I have two time series that are both I(0). I established a unrestricted VAR in order to test for the causality. However,when I tried to select the optimal lag length using the information criterion in Eviews I faced some problems. All the criterion tend to select the max lags specified by me as the optimal lag length. i.e. if I put 8 for max lag, all choose 8; if I change the max lag to 10, all select 10 as the optimal lag length.

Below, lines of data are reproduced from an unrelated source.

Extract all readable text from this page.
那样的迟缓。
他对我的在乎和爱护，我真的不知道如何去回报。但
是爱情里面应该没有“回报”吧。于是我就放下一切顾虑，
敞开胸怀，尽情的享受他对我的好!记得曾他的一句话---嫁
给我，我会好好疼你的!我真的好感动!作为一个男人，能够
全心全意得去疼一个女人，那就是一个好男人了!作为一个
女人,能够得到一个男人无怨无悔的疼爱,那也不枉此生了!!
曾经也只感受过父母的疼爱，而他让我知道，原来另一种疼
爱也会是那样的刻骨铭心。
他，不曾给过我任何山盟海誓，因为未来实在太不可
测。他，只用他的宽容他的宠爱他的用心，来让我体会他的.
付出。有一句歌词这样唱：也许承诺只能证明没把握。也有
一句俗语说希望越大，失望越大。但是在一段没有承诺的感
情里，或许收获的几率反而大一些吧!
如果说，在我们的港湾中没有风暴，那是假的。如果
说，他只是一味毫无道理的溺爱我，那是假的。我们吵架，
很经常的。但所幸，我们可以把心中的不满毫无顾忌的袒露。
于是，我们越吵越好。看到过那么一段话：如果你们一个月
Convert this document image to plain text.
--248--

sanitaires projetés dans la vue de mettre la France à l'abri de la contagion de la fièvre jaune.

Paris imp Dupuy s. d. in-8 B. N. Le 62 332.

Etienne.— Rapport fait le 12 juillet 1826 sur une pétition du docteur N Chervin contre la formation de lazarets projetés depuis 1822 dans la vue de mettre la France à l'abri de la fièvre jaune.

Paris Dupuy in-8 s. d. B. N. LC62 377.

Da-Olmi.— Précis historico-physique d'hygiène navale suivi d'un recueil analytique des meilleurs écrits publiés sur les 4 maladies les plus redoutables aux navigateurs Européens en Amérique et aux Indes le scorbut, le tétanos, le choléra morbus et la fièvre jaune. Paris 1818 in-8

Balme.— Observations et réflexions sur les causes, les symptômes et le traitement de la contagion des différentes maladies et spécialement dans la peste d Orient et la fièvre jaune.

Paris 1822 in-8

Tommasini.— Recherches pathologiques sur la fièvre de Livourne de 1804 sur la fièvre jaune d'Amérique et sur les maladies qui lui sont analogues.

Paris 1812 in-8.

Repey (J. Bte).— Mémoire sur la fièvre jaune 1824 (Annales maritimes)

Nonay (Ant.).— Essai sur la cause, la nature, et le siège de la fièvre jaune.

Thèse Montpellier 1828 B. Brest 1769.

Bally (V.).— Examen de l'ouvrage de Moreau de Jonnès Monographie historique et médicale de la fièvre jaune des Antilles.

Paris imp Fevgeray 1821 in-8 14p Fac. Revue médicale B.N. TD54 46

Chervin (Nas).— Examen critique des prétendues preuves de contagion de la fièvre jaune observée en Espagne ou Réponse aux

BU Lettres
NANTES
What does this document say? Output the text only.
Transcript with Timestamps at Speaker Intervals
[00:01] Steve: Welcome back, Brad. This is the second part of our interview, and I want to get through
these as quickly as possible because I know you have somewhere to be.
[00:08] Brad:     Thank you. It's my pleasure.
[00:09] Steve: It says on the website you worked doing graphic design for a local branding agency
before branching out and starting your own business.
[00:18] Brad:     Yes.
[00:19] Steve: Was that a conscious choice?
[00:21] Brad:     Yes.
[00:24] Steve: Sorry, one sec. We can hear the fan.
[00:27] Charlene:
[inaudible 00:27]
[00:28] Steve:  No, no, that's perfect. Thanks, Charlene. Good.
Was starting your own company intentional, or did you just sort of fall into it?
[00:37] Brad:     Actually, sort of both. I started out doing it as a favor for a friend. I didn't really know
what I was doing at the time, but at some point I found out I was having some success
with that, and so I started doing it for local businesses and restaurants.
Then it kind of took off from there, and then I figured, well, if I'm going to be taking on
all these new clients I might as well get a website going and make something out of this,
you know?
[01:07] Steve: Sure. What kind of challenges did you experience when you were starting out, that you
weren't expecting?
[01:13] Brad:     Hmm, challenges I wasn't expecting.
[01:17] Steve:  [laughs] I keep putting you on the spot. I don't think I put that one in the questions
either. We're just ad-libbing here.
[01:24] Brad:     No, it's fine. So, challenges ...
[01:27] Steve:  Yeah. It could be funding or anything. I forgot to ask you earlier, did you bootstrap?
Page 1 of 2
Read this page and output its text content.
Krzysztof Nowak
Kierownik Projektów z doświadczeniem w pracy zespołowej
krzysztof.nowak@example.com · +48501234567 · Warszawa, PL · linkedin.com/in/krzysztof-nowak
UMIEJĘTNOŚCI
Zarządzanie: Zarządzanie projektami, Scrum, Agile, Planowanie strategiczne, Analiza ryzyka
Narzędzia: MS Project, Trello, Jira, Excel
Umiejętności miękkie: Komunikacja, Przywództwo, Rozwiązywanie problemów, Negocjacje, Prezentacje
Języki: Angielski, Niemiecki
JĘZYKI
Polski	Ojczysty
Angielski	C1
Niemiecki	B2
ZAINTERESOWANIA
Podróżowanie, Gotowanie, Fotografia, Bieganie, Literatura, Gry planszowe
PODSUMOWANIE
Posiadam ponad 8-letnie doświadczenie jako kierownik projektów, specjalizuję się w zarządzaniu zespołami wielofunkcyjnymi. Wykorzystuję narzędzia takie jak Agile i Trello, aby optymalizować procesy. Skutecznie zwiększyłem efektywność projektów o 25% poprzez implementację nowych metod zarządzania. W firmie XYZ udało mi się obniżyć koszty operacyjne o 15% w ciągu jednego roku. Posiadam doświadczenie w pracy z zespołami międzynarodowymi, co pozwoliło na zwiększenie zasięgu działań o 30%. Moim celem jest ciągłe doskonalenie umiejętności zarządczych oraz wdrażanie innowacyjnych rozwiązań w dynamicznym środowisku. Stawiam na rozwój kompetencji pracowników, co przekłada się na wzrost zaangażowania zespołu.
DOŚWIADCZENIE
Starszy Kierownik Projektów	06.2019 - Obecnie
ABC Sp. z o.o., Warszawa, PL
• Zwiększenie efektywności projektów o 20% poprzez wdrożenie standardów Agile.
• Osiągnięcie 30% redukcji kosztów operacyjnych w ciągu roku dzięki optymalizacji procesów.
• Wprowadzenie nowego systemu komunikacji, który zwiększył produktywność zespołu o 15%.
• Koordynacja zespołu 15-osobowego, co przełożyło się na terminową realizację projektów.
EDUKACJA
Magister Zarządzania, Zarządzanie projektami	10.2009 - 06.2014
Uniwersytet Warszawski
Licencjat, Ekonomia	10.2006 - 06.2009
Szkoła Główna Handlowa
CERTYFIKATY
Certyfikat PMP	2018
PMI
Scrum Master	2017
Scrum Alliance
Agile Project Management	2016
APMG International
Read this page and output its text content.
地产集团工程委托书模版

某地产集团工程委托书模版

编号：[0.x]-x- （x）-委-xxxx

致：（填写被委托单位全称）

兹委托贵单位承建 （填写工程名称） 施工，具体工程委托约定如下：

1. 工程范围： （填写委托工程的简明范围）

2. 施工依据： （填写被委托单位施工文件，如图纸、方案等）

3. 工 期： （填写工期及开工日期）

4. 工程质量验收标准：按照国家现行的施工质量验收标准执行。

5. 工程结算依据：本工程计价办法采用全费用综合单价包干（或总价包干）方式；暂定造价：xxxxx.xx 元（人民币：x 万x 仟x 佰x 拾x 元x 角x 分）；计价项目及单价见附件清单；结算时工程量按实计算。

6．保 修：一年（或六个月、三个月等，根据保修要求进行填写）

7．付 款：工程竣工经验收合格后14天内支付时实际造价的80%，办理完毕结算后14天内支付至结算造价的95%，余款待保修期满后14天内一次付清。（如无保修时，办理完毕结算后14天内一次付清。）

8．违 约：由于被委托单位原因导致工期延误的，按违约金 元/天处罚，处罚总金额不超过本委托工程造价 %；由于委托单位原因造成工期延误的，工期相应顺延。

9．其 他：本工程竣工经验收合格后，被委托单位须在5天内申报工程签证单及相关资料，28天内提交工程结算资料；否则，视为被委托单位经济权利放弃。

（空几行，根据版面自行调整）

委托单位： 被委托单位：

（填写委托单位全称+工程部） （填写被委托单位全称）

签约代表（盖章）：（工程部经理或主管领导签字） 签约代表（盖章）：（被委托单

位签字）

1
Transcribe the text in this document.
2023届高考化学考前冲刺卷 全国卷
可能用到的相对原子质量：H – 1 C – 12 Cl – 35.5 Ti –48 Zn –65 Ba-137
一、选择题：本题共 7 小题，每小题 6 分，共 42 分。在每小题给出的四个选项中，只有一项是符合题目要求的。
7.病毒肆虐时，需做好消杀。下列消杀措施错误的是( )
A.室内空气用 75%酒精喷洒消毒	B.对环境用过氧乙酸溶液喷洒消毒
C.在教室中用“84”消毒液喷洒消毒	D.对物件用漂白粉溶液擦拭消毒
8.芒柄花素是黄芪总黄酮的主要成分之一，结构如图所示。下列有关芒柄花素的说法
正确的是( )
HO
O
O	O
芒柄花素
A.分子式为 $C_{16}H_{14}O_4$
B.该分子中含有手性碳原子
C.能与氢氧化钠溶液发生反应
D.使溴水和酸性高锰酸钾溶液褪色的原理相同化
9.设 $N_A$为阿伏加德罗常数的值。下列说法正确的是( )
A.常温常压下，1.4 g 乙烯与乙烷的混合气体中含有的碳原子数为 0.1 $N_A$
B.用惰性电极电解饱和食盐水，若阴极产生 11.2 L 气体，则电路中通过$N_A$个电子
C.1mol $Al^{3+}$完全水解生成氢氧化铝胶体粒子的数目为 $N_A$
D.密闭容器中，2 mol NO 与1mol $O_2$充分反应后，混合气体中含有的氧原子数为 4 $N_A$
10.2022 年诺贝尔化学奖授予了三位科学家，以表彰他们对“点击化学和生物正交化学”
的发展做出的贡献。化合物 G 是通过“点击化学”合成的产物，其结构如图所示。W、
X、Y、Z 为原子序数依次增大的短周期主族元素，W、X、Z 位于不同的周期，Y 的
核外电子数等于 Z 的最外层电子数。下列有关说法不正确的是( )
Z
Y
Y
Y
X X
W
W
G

Same thing happen while I keep increasing the lags. For example,
VAR Lag Order Selection Criteria
Endogenous variables: Eu Gp
Exogenous variables: C
Date: 04/21/14 Time: 13:09
Sample: 1953 2010
Included observations: 46
Lag LogL LR FPE AIC SC HQ
0 112.3816 NA 2.82e-05 -4.799199 -4.719693 -4.769415
1 198.1069 160.2692 8.09e-07 -8.352476 -8.113958 -8.263126
2 341.5737 255.7451 1.88e-09 -14.41625 -14.01872 -14.26733
3 375.1280 56.89646 5.23e-10 -15.70122 -15.14468 -15.49273
4 475.5361 161.5261 7.95e-12 -19.89288 -19.17732 -19.62482
5 509.3122 51.39832 2.20e-12 -21.18749 -20.31292 -20.85987
6 530.3694 30.21249 1.06e-12 -21.92910 -20.89552 -21.54192
7 545.4312 20.30068 6.67e-13 -22.41005 -21.21746 -21.96330
8 590.1622 56.40005 1.16e-13 -24.18097 -22.82936 -23.67465
9 624.2879 40.06058 3.24e-14 -25.49078 -23.98016 -24.92489
10 637.9245 14.82241 2.22e-14 -25.90976 -24.24013 -25.28431
11 649.7679 11.84338 1.66e-14 -26.25078 -24.42214 -25.56576
12 668.4326 17.04167* 9.37e-15* -26.88837* -24.90072* -26.14379*
* indicates lag order selected by the criterion
LR: sequential modified LR test statistic (each test at 5% level)
FPE: Final prediction error
AIC: Akaike information criterion
SC: Schwarz information criterion
HQ: Hannan-Quinn information criterion
And there appears serial correlation in the residuals. The only solution to me seems that I should add more lags. But my sample size is 58 only(annual). So I really do not know how to solve this problem. This has driven me crazy these days. I cannot eat, sleep well without solving it. Please guide me on this.
Moreover, when we check for serial correlation of the residuals, if we cannot obtain the perfect results, i.e. there will still be some evidence of serial correlation, e.g.,
VAR Residual Serial Correlation LM Tests
Null Hypothesis: no serial correlation at lag order h
Date: 04/21/14 Time: 13:07
Sample: 1953 2010
Included observations: 56
Lags LM-Stat Prob
1 4.738838 0.3152
2 7.899848 0.0953
3 15.88944 0.0032
4 0.954501 0.9166
5 1.473743 0.8313
6 6.413722 0.1703
7 0.594069 0.9637
8 2.178056 0.7030
9 2.349100 0.6718
10 1.160943 0.8845
11 2.149208 0.7083
12 1.466070 0.8326
is it safe to conclude that the VAR is well specified please?